So as my soundboard, I read a lot of things to my toughest critic. It’s a good way to edit and catch things.

Like, ‘if I’m too embarassed to say that out loud…out it goes’ sort of thing. And it happens. A lot. And that’s good, I’m sure.

The other day, I was reading a blurb I’d been toying with for a few days and was eager to get things right.

So I read three paragraphs of four when TC tried to interrupt me. I thought: “She must be confused on what it all means. Last paragraph will tell her.”

Halfway through the fourth paragraph, she hushes me. “Cut out the fourth paragraph. Don’t keep explaining.”

I stared at her. And it hit me. I’ve had other (poor souls) tell me how my blurbs/queries sound and they’ve been confused. Not every time, but sometimes.

The first three paragraphs are generic, second paragraph might need tightening, but I can’t keep explaining every twist, every gut-dropping secret in the blurb. Why would I rewrite the story?

Sometimes, the less you say, the better.

judging a girl by her lover

I hit a snag in the drafting process not long after I started writing.

My characters kept jumping ahead, doing things that I thought weren’t set up yet. First of all, first drafts for me are always the discovery of an idea.

Getting annoyed by what my characters did and at what pace was ridiculous.

But I kept deleting scenes about my FMC and her love interest admitting feelings to one another.

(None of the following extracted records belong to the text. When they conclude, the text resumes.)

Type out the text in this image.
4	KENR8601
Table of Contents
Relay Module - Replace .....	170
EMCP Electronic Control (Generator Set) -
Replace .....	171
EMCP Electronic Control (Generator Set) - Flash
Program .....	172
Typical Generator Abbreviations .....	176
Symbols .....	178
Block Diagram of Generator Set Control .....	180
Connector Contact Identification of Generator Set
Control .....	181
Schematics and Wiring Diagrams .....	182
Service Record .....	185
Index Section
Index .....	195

When I discussed (read: whined) about my block to my sister, I was sure the problem was the lack of killing or that the romance was slow-going or demanded more than I wanted to invest.

She told me, very coolly (as she was excited about the idea I was slowly ruining): “Maybe you’re not as open-minded as you think.”

My mouth opened to protest but I froze. I like to believe (and gloat) that I’m open-minded, that I can’t be more open to suggestion. This ‘maybe’ hit me like a brick.

My sister’s advice and observations are *never* wrong. I reanalyzed how I felt about my FMC and her relationship with her brother.

And the sis was right. I’d left myself in the main character. I rejected MMC and kept the sexual and romantic elements out of the story because of what *I* believed in.

The sooner I accepted that I was standing in the way of a key element, the faster things fell into place. Don’t get me wrong. That wasn’t the end of my intolerance for incest, but I know with a draft done and the challenge of accepting taboo ideas, I’ll be better about what the story wants and needs.

What’s a topic you’ve written about that challeneged your beliefs or exposed something about you that changed your way of thinking?